La formula dell’indagine che dà vita alla narrazione è ispirata da esperienze filmiche di Dziga Vertov (L’uomo con la macchina da presa, 1929), Walter Ruttmann (Berlino – Sinfonia di una grande città, 1927) dove la descrizione delle città di Berlino e Mosca viene rappresentata in maniera celebrativa e altisonante durante il periodo di crescita ed espansione delle metropoli moderne.
Nel video Cirianni si pone in contrasto con l’idea della grande città come serbatoio di sogni mettendo in atto una contro-narrazione che mostra come questo modello di città crei disparità sociali, privatizzazione ed espansione capitalistica del suolo pubblico con la conseguente speculazione edilizia e immobiliare.
Per esempio, il quartiere di Isola è esplicativo delle idiosincrasie della crescita capitalistica e finanziaria, incarnate dalla spudorata vendita del suolo pubblico a favore della privatizzazione e il conseguente inganno del modello “green” finanziato dai grandi colossi petroliferi.
Per raccontare questa città, dove i processi onirici sono interrotti, viene messo in atto un processo di contro-narrazione, che è anche estetico, in cui una macchina da presa obsoleta, il bianco e nero e la formula del documentario di inchiesta indipendente, fanno da contuttori dello sguardo schiacciato dall’imponenza del progresso simboleggiato dai grattacieli che rappresentano il modello distopico contemporaneo.
La colonna sonora che fa da sottofondo al video è una canzone trap/drill, genere musicale molto in voga in questo momento storico, prodotta da El Bandito.
L’inchiesta non pone quindi una soluzione, ma si presenta come una domanda aperta che trova un’unica luce di speranza nelle pratiche di cura e di mutuo appoggio, forme di resistenza collettiva schierate per contrastare le distopiche utopie di cui Milano si fa portatrice.
Tornando sul treno verso Torino ci lasciamo alle spalle la città milanese, il sogno può nel viaggio essere messo in pausa, per poi essere ripreso il giorno dopo, quando nuovamente saremo spinti verso la direzione opposta.

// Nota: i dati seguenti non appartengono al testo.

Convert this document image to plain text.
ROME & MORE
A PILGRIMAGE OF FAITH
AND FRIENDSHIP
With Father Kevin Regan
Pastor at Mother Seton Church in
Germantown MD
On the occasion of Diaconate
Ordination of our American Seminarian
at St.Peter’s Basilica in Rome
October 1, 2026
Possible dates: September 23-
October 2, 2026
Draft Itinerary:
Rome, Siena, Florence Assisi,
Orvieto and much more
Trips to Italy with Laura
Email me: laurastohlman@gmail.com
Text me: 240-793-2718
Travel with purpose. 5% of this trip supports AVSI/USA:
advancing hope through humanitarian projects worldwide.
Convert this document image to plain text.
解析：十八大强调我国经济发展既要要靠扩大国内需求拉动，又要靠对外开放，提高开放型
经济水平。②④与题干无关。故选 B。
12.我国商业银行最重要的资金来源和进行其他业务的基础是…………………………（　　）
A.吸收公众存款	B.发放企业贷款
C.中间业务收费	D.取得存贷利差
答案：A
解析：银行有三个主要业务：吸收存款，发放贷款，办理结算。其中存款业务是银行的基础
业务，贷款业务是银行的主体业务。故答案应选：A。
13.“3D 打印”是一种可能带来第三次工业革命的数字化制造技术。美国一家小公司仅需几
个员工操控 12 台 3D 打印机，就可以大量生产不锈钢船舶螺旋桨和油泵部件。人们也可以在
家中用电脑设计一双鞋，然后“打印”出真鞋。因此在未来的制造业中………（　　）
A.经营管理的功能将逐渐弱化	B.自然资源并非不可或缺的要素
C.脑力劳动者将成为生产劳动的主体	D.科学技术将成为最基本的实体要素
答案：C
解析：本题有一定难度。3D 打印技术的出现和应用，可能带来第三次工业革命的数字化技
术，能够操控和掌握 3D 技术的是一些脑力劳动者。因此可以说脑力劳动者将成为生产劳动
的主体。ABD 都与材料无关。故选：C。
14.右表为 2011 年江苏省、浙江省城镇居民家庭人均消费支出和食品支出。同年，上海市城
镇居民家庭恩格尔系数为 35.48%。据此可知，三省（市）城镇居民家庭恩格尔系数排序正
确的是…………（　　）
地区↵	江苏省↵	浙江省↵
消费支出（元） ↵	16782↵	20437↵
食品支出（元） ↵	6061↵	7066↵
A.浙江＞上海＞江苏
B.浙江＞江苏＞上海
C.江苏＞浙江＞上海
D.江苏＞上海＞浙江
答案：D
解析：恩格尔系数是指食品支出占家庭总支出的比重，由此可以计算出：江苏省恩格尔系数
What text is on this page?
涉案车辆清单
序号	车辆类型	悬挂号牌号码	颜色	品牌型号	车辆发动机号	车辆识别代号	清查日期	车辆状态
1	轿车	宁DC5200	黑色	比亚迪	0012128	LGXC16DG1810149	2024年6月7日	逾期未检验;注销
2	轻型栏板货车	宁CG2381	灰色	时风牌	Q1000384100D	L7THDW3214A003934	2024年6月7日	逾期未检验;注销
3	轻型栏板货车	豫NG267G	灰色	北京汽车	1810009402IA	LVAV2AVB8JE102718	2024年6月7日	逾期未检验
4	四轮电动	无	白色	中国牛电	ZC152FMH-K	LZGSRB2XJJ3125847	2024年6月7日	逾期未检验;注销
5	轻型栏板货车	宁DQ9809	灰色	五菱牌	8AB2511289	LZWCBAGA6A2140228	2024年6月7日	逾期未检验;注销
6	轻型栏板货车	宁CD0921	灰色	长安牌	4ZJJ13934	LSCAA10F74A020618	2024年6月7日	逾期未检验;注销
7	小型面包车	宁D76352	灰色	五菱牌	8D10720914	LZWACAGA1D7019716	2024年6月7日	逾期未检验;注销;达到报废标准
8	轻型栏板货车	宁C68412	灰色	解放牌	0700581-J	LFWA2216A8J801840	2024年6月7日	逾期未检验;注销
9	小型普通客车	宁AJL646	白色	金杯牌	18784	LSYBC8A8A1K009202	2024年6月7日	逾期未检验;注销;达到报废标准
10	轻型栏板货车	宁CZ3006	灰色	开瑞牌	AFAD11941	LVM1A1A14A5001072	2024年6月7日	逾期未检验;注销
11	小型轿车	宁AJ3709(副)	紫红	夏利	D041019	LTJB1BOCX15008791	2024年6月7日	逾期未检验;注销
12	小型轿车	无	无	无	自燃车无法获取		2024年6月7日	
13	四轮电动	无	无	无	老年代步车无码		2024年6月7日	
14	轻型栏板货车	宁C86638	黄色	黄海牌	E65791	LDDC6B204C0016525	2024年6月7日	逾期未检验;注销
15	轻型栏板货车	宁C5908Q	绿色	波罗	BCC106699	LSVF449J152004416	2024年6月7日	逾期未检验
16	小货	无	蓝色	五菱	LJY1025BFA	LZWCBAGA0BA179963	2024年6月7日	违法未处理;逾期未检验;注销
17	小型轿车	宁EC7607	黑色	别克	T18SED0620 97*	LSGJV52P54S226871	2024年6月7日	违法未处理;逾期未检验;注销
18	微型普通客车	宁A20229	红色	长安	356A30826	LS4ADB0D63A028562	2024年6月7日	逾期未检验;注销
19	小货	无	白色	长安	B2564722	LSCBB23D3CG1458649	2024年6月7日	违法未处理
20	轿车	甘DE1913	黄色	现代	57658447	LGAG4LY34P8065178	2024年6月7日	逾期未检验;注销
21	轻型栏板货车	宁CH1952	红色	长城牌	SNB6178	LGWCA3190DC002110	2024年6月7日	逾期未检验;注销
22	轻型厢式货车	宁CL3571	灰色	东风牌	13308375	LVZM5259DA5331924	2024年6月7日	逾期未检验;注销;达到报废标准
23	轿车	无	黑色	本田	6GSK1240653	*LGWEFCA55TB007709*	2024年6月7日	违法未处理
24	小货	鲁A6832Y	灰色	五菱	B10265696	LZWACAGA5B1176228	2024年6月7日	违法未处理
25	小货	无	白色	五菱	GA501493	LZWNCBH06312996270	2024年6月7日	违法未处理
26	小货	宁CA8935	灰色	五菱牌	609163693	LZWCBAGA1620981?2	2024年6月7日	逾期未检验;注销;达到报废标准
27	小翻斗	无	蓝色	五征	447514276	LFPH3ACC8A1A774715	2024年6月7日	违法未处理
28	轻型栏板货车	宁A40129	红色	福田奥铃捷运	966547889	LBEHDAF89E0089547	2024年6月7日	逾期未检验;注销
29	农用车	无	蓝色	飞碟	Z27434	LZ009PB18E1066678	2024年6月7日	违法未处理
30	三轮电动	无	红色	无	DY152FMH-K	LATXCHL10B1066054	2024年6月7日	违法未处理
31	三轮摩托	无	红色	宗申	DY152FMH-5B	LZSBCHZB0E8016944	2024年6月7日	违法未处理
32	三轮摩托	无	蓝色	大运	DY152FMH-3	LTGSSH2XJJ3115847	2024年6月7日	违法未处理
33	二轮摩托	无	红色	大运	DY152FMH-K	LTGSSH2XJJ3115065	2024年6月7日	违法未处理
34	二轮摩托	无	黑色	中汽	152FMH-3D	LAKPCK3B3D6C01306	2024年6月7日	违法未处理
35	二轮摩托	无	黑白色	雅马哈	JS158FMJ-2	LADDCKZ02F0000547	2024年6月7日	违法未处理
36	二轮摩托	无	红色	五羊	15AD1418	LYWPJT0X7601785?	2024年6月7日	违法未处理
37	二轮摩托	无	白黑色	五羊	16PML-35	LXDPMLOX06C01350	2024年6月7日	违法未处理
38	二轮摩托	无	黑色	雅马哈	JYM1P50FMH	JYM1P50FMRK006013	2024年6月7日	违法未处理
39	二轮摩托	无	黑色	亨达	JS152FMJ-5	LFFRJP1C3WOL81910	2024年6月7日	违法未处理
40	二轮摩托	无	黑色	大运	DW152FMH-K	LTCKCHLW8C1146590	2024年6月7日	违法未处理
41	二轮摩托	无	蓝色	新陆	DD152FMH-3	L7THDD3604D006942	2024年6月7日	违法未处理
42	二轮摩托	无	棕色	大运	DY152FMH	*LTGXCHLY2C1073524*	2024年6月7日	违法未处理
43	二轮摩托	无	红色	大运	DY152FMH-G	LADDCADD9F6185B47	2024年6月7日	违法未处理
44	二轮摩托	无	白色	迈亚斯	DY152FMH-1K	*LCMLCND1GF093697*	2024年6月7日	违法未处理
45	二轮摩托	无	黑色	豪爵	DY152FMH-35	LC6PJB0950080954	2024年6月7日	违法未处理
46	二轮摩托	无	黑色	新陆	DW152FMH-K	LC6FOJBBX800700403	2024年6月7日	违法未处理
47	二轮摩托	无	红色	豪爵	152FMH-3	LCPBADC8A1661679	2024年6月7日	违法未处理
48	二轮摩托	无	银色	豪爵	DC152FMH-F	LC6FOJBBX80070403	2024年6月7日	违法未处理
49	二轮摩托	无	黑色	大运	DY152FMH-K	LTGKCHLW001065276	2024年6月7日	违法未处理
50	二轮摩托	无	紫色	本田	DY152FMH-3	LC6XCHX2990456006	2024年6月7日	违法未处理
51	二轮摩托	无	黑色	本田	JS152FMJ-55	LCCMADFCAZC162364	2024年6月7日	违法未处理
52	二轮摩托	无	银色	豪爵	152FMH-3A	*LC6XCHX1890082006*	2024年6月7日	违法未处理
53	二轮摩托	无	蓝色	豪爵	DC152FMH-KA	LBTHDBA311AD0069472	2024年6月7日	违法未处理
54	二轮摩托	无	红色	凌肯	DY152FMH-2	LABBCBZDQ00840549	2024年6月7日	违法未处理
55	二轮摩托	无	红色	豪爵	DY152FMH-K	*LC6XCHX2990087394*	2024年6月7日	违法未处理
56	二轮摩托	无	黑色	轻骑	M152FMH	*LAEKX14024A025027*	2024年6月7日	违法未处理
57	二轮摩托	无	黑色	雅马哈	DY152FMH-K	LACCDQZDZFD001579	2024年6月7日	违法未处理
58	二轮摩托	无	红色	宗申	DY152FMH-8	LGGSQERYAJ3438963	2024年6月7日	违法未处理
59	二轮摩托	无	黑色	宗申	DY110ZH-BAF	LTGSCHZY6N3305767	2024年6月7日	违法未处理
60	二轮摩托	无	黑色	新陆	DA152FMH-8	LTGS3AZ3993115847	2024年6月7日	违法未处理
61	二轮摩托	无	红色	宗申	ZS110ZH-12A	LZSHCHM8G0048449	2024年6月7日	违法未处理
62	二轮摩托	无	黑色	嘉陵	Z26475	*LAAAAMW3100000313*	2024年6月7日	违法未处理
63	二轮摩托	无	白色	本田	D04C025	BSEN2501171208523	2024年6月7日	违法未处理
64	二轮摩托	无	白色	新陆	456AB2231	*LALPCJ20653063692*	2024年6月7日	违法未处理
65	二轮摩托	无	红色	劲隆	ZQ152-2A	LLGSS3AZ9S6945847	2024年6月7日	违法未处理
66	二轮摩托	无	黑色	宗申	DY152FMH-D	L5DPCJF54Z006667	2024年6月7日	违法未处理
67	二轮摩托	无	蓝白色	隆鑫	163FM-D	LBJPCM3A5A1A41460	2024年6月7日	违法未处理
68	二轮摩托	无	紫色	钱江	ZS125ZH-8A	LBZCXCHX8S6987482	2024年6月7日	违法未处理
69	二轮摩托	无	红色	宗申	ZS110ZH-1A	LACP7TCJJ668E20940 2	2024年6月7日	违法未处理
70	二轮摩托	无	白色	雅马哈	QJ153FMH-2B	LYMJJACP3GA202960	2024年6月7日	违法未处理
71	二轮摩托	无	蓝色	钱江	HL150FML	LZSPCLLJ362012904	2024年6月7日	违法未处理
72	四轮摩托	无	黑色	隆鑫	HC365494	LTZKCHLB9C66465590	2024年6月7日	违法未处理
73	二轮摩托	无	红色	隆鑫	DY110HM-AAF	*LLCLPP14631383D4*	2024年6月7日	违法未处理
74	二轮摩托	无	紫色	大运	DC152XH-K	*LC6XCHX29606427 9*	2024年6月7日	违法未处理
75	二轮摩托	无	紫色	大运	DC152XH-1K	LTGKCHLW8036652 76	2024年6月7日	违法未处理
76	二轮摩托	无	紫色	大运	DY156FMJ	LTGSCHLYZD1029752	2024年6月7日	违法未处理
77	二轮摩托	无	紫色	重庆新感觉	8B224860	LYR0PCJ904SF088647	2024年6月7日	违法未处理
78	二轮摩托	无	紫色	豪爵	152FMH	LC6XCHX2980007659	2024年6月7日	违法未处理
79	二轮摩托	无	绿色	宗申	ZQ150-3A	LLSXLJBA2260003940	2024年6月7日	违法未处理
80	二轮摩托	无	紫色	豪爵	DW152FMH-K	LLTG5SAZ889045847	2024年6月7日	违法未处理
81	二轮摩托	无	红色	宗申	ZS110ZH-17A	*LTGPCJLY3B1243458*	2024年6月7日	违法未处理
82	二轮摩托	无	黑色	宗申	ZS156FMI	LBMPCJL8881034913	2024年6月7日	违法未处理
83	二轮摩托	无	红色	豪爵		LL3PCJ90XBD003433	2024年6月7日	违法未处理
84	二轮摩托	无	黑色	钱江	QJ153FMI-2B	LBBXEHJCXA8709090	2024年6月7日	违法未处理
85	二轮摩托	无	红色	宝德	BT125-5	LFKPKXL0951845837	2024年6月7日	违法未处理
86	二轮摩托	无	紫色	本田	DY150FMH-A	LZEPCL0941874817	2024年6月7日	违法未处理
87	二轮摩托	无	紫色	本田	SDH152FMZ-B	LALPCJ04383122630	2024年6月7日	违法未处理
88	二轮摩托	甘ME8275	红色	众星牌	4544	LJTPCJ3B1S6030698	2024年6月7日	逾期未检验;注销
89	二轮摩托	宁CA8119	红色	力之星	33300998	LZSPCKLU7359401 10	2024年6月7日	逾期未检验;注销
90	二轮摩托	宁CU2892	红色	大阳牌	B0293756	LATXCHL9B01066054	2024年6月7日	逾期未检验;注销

Durante la permanenza tutte le persone che incontreremo fanno parte di un agglomerato familiare, ma allo stesso tempo distante, che però crea, almeno per un momento, un microcosmo di pratiche di cura e scambio; resistere ed esistere. Dentro alla città che stiamo momentaneamente lasciando si trovano le discrepanze e le contraddizioni che fanno di Milano sia portatrice di un desiderio raggiungibile sia la causa del movimento insonne di chi non riesce più a sognare.